BEIJING (Reuters) - Glamorous, popular and passionate about fighting AIDS, Chinese first lady Peng Liyuan is Beijing’s diplomatic not-so-secret weapon spreading Chinese soft power around the world.
A former singing star in the People’s Liberation Army, “Mother Peng”, as she is affectionately known in China, will be at President Xi Jinping’s side as he meets U.S. President Donald Trump in Florida next week.
Details of her program have been largely kept under wraps, but she and Xi will dine with Trump and his wife Melania next Thursday.
With hot-button issues including North Korea and trade in focus and Trump promising a “very difficult” meeting, China will be hoping the accomplished Peng can help smooth relations between the leaders of the world’s two biggest economies.
“If the two first ladies meet, and the atmosphere is good, then at the very least it will raise the whole atmosphere of the leaders meeting,” said Shi Yinhong, who heads the Centre for American Studies at Beijing’s Renmin University and has advised the government on diplomacy.
China’s most powerful first lady since Mao Zedong’s wife Jiang Qing, Peng has become a regular feature of China’s global outreach since her husband took the reins of state in 2013.
With a smile on her face, dressed in a simple black peacoat and carrying an elegant unbranded bag, Peng stepped into the international limelight in Russia in March 2013 on Xi’s first foreign trip as president, becoming an instant internet sensation and style trendsetter back home.
Since then, she has named pandas with then-U.S. first lady Michelle Obama, made friends with orphans in Zimbabwe and sat with Costa Rican children on her lap.
For the last decade, Peng has advocated for those living with AIDS and tuberculosis, and was recognized with a UN award in January for her role in combating the stigma attached to those with HIV and AIDS.
“Since 2006, I have been to high risk places, villages, hospitals, patients’ homes, community centers, schools and universities,” Peng said, speaking in slightly halting English, a language she has worked hard to master since her husband took power. “I have seen pain and fear in children’s eyes.”

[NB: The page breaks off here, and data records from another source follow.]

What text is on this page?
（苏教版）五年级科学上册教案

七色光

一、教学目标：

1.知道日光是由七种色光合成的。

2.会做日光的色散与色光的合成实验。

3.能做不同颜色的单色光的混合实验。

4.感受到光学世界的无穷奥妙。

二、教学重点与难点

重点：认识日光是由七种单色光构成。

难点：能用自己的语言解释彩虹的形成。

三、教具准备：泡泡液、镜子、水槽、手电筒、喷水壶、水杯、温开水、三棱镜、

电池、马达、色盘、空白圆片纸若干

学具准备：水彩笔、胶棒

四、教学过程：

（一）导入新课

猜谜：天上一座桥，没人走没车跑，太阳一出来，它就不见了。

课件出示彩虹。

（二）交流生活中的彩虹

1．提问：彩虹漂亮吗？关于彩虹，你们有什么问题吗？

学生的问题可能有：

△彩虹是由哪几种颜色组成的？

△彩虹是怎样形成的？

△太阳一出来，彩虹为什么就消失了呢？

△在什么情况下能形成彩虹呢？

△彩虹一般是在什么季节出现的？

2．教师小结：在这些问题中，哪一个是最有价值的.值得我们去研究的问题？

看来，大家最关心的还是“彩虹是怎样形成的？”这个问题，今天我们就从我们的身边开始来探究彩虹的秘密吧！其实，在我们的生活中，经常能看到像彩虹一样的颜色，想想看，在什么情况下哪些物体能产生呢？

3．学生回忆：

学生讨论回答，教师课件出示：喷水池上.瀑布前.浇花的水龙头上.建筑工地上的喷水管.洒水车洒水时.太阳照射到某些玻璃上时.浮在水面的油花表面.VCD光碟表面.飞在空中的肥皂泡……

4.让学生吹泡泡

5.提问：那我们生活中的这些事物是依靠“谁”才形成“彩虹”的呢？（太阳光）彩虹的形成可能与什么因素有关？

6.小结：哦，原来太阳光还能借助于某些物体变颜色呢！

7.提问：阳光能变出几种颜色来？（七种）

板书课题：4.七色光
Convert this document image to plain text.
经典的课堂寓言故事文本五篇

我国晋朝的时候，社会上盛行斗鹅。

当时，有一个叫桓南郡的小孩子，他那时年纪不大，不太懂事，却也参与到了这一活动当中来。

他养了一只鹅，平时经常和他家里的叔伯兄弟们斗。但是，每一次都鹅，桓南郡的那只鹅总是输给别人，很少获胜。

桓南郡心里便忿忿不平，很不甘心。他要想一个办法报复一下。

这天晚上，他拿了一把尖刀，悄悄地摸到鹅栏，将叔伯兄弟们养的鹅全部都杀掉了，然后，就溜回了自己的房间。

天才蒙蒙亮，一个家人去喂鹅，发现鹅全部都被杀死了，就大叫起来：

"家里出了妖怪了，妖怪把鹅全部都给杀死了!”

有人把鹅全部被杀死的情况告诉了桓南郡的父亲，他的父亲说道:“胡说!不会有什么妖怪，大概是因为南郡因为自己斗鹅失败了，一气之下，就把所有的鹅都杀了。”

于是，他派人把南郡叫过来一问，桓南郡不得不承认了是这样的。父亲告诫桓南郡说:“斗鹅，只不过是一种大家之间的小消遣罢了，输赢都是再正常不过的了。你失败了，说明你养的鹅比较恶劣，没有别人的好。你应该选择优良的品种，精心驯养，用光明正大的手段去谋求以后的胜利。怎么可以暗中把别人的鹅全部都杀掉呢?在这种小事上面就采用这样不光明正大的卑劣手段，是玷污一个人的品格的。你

Peng’s career as a darling of China’s military choir made her a household name in China long before her husband, with appearances on the state-broadcaster’s New Year Gala and other popular TV shows propelling her to stardom in the 1980s and 1990s.
Peng retains the rank of Major General in the People’s Liberation Army and is dean of the army’s Arts Academy.
In the eyes of many Chinese, Peng embodies a broadly-appealing patriotism blended with China’s classical virtues, thanks to her army career and her pedigree musical training.
Peng has accompanied Xi on a number of diplomatic events since last summer, including a tour of Poland, Serbia and Uzbekistan.
Former model Melania Trump, by contrast, has been mostly absent since her husband took office on Jan. 20, spending much of her time in New York, caring for the couple’s 11-year-old son.
On past state visits, Peng has played the role of China’s cultural ambassador, teaching foreigners the art of ink-and-brush calligraphy or the finicky wrapping of boiled dumplings.
While her public life has been largely free of scandal, she drew criticism from rights activists after images appearing to show her serenading army troops shortly after the 1989 pro-democracy protests in Tiananmen Square surfaced briefly online in 2013 before being scrubbed from the internet in China.
There was also a moment of drama in 2014 when Russian President Vladimir Putin draped a coat around Peng’s shoulders at an outdoor event on the sidelines of an Asia-Pacific summit, images also fast removed from the Chinese internet, apparently due to fears it showed the two flirting.
At the same summit, a video of Peng appearing to shoot Xi a meaningful glance reminding him to join other leaders in waving to the crowd sparked speculation about her ability to influence her husband, especially when it comes to his public appearance.
Melania Trump, when asked on CBS television network’s 60 Minutes in November 2016 if her husband took her advice, replied: “Sometimes he listens, sometimes he doesn‘t. I think he hears me. But he will do what he wants to do in the end.”